* Latin America growth estimates interactive graphic tmsnrt.rs/2XUvP4d (Adds IMF comments on Brazil, Argentina; adds SANTIAGO to dateline)
By Rodrigo Campos and Dave Sherwood
NEW YORK/SANTIAGO, July 23 (Reuters) - The IMF on Tuesday slashed its economic growth expectation for Latin America in 2019 by more than half compared with estimates from just three months ago, citing its downgrades to growth in both Brazil and Mexico, the region’s largest economies.
Latin America’s economic output is now expected to grow 0.6% this year, down from an expected 1.4% growth in the International Monetary Fund’s outlook from April.
Globally, the IMF expects GDP to grow 3.2% this year, or about 0.1% below its previous estimate.
Brazil’s 2019 growth estimate was cut to 0.8% from the April projection of 2.1%, bringing it in line with expectations from the Brazilian government and the central bank. Mexico’s expansion is seen at 0.9% from 1.6% three months ago.
The sharp cut to Brazil, by far Latin America’s largest economy, stems mainly from uncertainty over the future of legislation including a key pension overhaul. An initial vote cleared the lower house of Congress earlier this month, but full passage is still pending.
The initial vote, however, helped snap a run of 20 consecutive weeks of growth forecast downgrades by Brazilian economists in a central bank survey.
“Clearly the approval (of pension reform), the first vote, is a positive sign.

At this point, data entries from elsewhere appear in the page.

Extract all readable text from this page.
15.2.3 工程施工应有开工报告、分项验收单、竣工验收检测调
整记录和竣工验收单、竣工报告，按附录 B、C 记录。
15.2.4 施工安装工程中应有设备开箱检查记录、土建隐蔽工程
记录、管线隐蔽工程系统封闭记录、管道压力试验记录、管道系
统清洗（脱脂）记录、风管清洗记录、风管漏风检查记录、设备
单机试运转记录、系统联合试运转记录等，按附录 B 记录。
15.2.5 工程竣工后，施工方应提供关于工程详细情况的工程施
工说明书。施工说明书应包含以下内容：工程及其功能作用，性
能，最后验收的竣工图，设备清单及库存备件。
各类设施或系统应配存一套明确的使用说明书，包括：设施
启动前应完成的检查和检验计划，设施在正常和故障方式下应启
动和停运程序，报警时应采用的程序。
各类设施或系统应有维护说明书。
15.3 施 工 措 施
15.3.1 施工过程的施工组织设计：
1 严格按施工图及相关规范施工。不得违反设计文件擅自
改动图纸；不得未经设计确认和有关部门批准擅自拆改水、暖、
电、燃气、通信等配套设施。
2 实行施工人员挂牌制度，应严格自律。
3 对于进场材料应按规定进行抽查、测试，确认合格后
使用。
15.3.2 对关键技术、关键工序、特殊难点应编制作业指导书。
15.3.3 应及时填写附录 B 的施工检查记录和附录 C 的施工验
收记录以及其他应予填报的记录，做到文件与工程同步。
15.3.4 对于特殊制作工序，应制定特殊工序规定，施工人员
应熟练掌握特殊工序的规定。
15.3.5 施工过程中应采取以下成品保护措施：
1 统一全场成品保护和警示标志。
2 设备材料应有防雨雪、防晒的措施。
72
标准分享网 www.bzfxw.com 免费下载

We do assume the reform will pass and we have a pretty sizeable increase in growth for 2020 compared to this year,” Gian Maria Milesi-Ferretti, deputy director at the IMF’s research department, told Reuters.
“But it’s mostly in the coming quarters, whereas the revision is what we’ve seen so far.”

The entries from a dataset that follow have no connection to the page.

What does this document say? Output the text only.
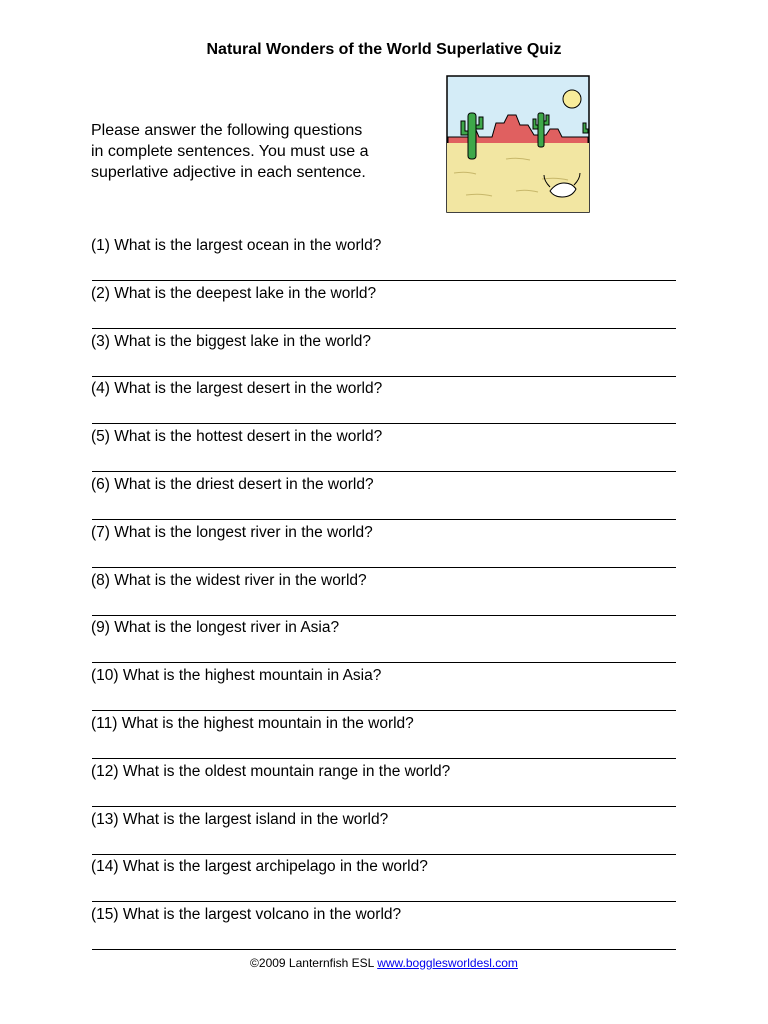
Natural Wonders of the World Superlative Quiz
Please answer the following questions
in complete sentences. You must use a
superlative adjective in each sentence.
(1) What is the largest ocean in the world?
(2) What is the deepest lake in the world?
(3) What is the biggest lake in the world?
(4) What is the largest desert in the world?
(5) What is the hottest desert in the world?
(6) What is the driest desert in the world?
(7) What is the longest river in the world?
(8) What is the widest river in the world?
(9) What is the longest river in Asia?
(10) What is the highest mountain in Asia?
(11) What is the highest mountain in the world?
(12) What is the oldest mountain range in the world?
(13) What is the largest island in the world?
(14) What is the largest archipelago in the world?
(15) What is the largest volcano in the world?
©2009 Lanternfish ESL www.bogglesworldesl.com
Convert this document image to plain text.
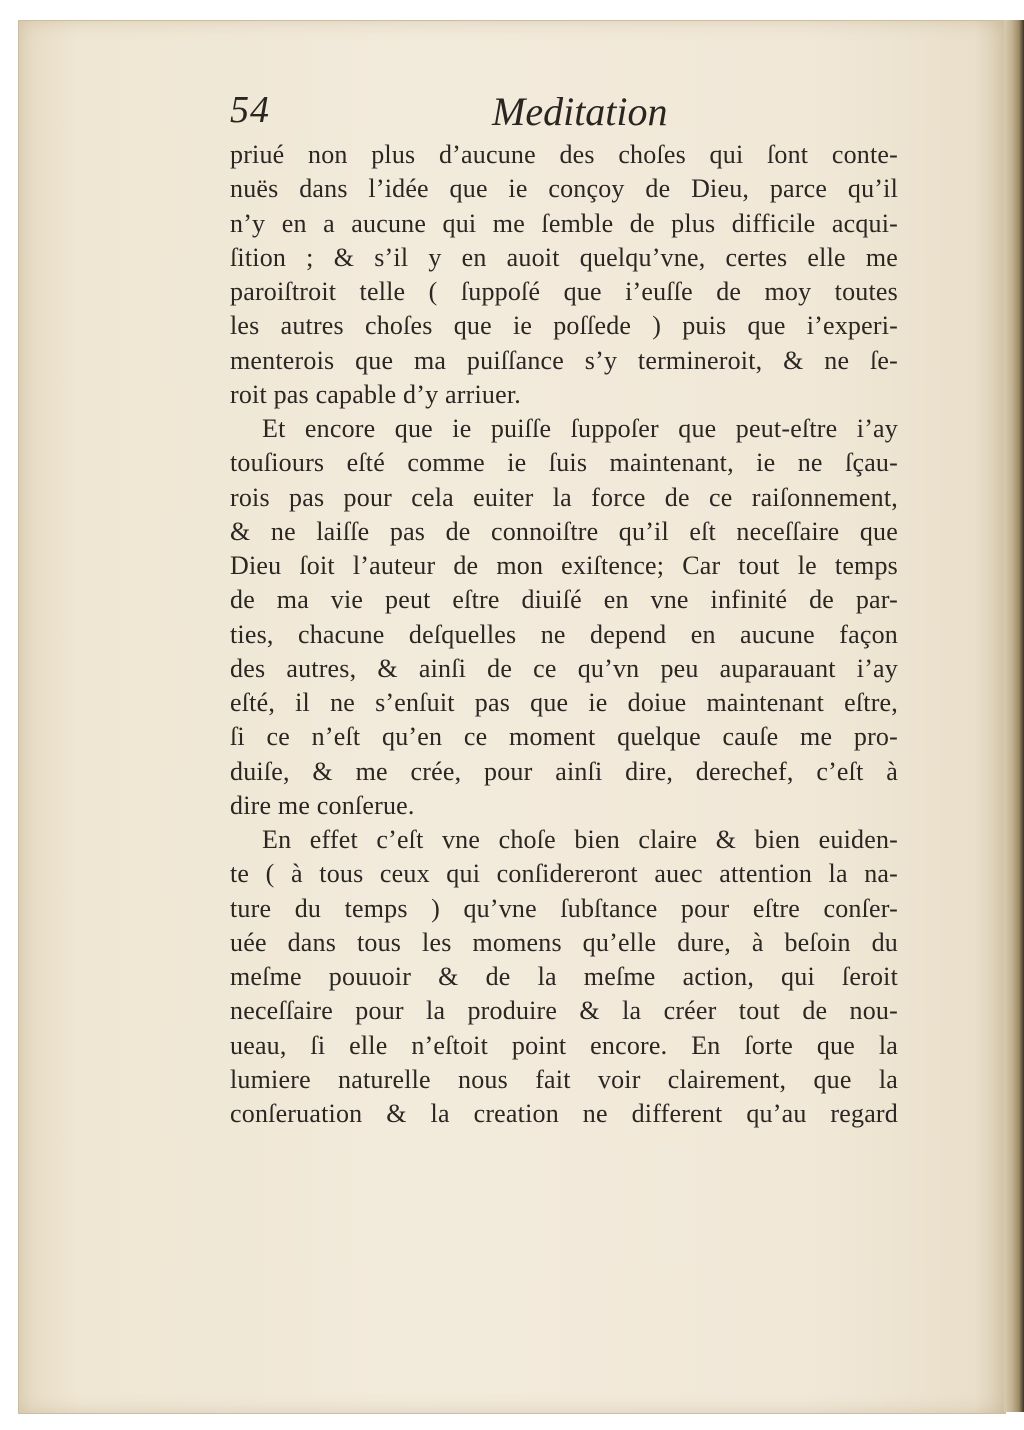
54	Meditation
priué non plus d’aucune des choſes qui ſont conte-
nuës dans l’idée que ie conçoy de Dieu, parce qu’il
n’y en a aucune qui me ſemble de plus difficile acqui-
ſition ; & s’il y en auoit quelqu’vne, certes elle me
paroiſtroit telle ( ſuppoſé que i’euſſe de moy toutes
les autres choſes que ie poſſede ) puis que i’experi-
menterois que ma puiſſance s’y termineroit, & ne ſe-
roit pas capable d’y arriuer.
Et encore que ie puiſſe ſuppoſer que peut-eſtre i’ay
touſiours eſté comme ie ſuis maintenant, ie ne ſçau-
rois pas pour cela euiter la force de ce raiſonnement,
& ne laiſſe pas de connoiſtre qu’il eſt neceſſaire que
Dieu ſoit l’auteur de mon exiſtence; Car tout le temps
de ma vie peut eſtre diuiſé en vne infinité de par-
ties, chacune deſquelles ne depend en aucune façon
des autres, & ainſi de ce qu’vn peu auparauant i’ay
eſté, il ne s’enſuit pas que ie doiue maintenant eſtre,
ſi ce n’eſt qu’en ce moment quelque cauſe me pro-
duiſe, & me crée, pour ainſi dire, derechef, c’eſt à
dire me conſerue.
En effet c’eſt vne choſe bien claire & bien euiden-
te ( à tous ceux qui conſidereront auec attention la na-
ture du temps ) qu’vne ſubſtance pour eſtre conſer-
uée dans tous les momens qu’elle dure, à beſoin du
meſme pouuoir & de la meſme action, qui ſeroit
neceſſaire pour la produire & la créer tout de nou-
ueau, ſi elle n’eſtoit point encore. En ſorte que la
lumiere naturelle nous fait voir clairement, que la
conſeruation & la creation ne different qu’au regard
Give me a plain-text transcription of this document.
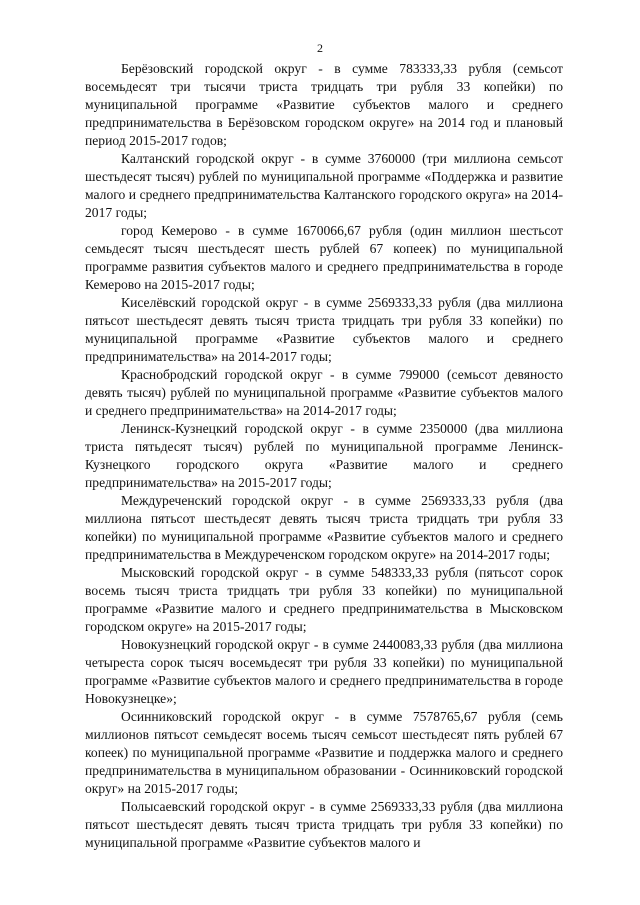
2

Берёзовский городской округ - в сумме 783333,33 рубля (семьсот восемьдесят три тысячи триста тридцать три рубля 33 копейки) по муниципальной программе «Развитие субъектов малого и среднего предпринимательства в Берёзовском городском округе» на 2014 год и плановый период 2015-2017 годов;

Калтанский городской округ - в сумме 3760000 (три миллиона семьсот шестьдесят тысяч) рублей по муниципальной программе «Поддержка и развитие малого и среднего предпринимательства Калтанского городского округа» на 2014-2017 годы;

город Кемерово - в сумме 1670066,67 рубля (один миллион шестьсот семьдесят тысяч шестьдесят шесть рублей 67 копеек) по муниципальной программе развития субъектов малого и среднего предпринимательства в городе Кемерово на 2015-2017 годы;

Киселёвский городской округ - в сумме 2569333,33 рубля (два миллиона пятьсот шестьдесят девять тысяч триста тридцать три рубля 33 копейки) по муниципальной программе «Развитие субъектов малого и среднего предпринимательства» на 2014-2017 годы;

Краснобродский городской округ - в сумме 799000 (семьсот девяносто девять тысяч) рублей по муниципальной программе «Развитие субъектов малого и среднего предпринимательства» на 2014-2017 годы;

Ленинск-Кузнецкий городской округ - в сумме 2350000 (два миллиона триста пятьдесят тысяч) рублей по муниципальной программе Ленинск-Кузнецкого городского округа «Развитие малого и среднего предпринимательства» на 2015-2017 годы;

Междуреченский городской округ - в сумме 2569333,33 рубля (два миллиона пятьсот шестьдесят девять тысяч триста тридцать три рубля 33 копейки) по муниципальной программе «Развитие субъектов малого и среднего предпринимательства в Междуреченском городском округе» на 2014-2017 годы;

Мысковский городской округ - в сумме 548333,33 рубля (пятьсот сорок восемь тысяч триста тридцать три рубля 33 копейки) по муниципальной программе «Развитие малого и среднего предпринимательства в Мысковском городском округе» на 2015-2017 годы;

Новокузнецкий городской округ - в сумме 2440083,33 рубля (два миллиона четыреста сорок тысяч восемьдесят три рубля 33 копейки) по муниципальной программе «Развитие субъектов малого и среднего предпринимательства в городе Новокузнецке»;

Осинниковский городской округ - в сумме 7578765,67 рубля (семь миллионов пятьсот семьдесят восемь тысяч семьсот шестьдесят пять рублей 67 копеек) по муниципальной программе «Развитие и поддержка малого и среднего предпринимательства в муниципальном образовании - Осинниковский городской округ» на 2015-2017 годы;

Полысаевский городской округ - в сумме 2569333,33 рубля (два миллиона пятьсот шестьдесят девять тысяч триста тридцать три рубля 33 копейки) по муниципальной программе «Развитие субъектов малого и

Mexico, on the other hand, faces an increasingly tough environment as investors continue to lose confidence in the policies of President Andres Manuel Lopez Obrador and as industrial output slides.
The IMF report also mentioned expectations for a slightly deeper than expected recession in Argentina in 2019 and a slower recovery in 2020.

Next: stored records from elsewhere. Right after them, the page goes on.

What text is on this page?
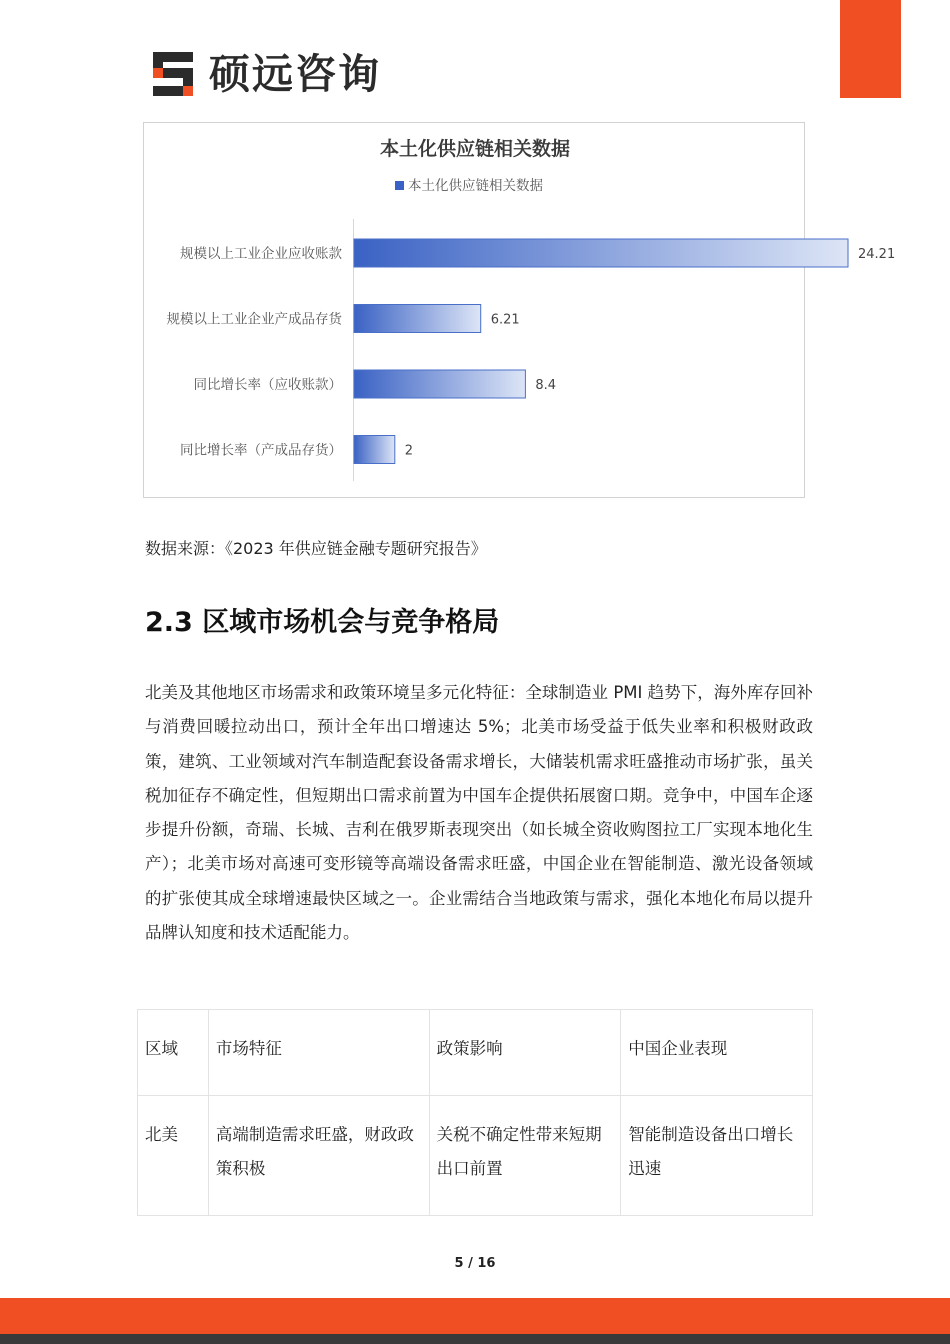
硕远咨询
本土化供应链相关数据
本土化供应链相关数据
规模以上工业企业应收账款	24.21
规模以上工业企业产成品存货	6.21
同比增长率（应收账款）	8.4
同比增长率（产成品存货）	2
数据来源：《2023 年供应链金融专题研究报告》
2.3 区域市场机会与竞争格局

北美及其他地区市场需求和政策环境呈多元化特征：全球制造业 PMI 趋势下，海外库存回补与消费回暖拉动出口，预计全年出口增速达 5%；北美市场受益于低失业率和积极财政政策，建筑、工业领域对汽车制造配套设备需求增长，大储装机需求旺盛推动市场扩张，虽关税加征存不确定性，但短期出口需求前置为中国车企提供拓展窗口期。竞争中，中国车企逐步提升份额，奇瑞、长城、吉利在俄罗斯表现突出（如长城全资收购图拉工厂实现本地化生产）；北美市场对高速可变形镜等高端设备需求旺盛，中国企业在智能制造、激光设备领域的扩张使其成全球增速最快区域之一。企业需结合当地政策与需求，强化本地化布局以提升品牌认知度和技术适配能力。

区域	市场特征	政策影响	中国企业表现
北美	高端制造需求旺盛，财政政策积极	关税不确定性带来短期出口前置	智能制造设备出口增长迅速
5 / 16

“Progress has been made. Of course, you want to see the recovery before you say we have turned the corner,” said Milesi-Ferretti. “But clearly there are positive signs.”
“You want to re-establish the foundations for the economy to be more resilient and to avoid a more dramatic outcome if a confidence crisis turns more severe than what we have observed.”
Venezuela’s expected 35% contraction this year would bring the economic collapse of the oil-producing country to about 63% from 2015 levels, the data shows.
Latin America’s growth estimate for 2020 was cut to 2.3% from 2.4%, the IMF said.